Now my samples, I organize them by sources like, RE:VIVE samples – and then I give them names, like “metallic noise”. But you can imagine how many different metallic noises I have on my whole hard drive… This way only works if I try to find some kind of sound later, not if I am looking for a specific one. The songs I write however are organized by numbers. Because I usually go through 10 – 30 different sketches until I finalize a song.

I wish I found a better way to do this, because so many sounds get lost in this manner. I lost a hard drive once with sketches on it from different songs. I found the sound files of the sketches later and was super impressed but when I meant to find the project files on my computer so I could continue working on them and make the final songs there was no chance. I could have released 2 albums with these songs already.

When I started making music as a kid I recorded myself on cassette tapes. I still have some of them. Not very helpful for extracting only a certain sound though. Later when I studied audio engineering I tried DAT tapes. But who still has a DAT player?

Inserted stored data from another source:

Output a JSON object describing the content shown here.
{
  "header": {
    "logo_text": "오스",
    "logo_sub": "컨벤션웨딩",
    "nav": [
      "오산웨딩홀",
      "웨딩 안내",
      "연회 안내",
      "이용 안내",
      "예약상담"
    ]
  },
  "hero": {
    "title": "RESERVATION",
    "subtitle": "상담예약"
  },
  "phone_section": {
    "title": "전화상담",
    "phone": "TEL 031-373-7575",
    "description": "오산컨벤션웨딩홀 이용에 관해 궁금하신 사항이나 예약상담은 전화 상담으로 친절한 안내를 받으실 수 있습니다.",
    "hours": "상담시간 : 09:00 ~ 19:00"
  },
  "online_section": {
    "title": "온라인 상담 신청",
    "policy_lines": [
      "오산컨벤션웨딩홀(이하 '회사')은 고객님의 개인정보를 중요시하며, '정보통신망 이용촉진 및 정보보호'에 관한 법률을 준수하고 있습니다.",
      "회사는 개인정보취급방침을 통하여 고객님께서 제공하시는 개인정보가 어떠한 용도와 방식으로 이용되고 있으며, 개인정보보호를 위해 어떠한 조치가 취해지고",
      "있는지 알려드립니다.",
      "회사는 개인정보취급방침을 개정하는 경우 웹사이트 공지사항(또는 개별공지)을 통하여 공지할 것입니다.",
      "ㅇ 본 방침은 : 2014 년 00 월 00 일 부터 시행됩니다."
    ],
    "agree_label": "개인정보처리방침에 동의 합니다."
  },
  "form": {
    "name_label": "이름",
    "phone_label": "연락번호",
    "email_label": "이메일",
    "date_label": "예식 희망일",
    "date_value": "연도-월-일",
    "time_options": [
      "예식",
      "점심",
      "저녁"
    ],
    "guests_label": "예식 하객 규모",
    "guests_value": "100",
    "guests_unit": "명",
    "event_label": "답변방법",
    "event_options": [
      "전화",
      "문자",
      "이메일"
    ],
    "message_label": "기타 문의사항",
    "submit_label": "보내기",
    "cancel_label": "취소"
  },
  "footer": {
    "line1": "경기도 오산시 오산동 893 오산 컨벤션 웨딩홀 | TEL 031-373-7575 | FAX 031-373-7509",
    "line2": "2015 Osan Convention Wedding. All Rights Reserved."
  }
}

I recently visited a music museum/key instruments archive in Canada with Peaches. It was so impressive, they collected instruments starting in the 1600s,  from like very old harpsichords and their predecessors, to silent movie organs to the first synthesizers, modern stuff etc. These instruments were sometimes so gigantic they wouldn’t fit in my whole house. Some of them were as tiny as a matchbox and modular and magnetic so you could stick them together and create your own sound devices. What a beautiful collection. It’s fantastic to see how the questions we ask as humans always remain the same core and basic ideas like instruments with keys. Only the technology changes. I think that might be the first lesson I learned from looking at archives.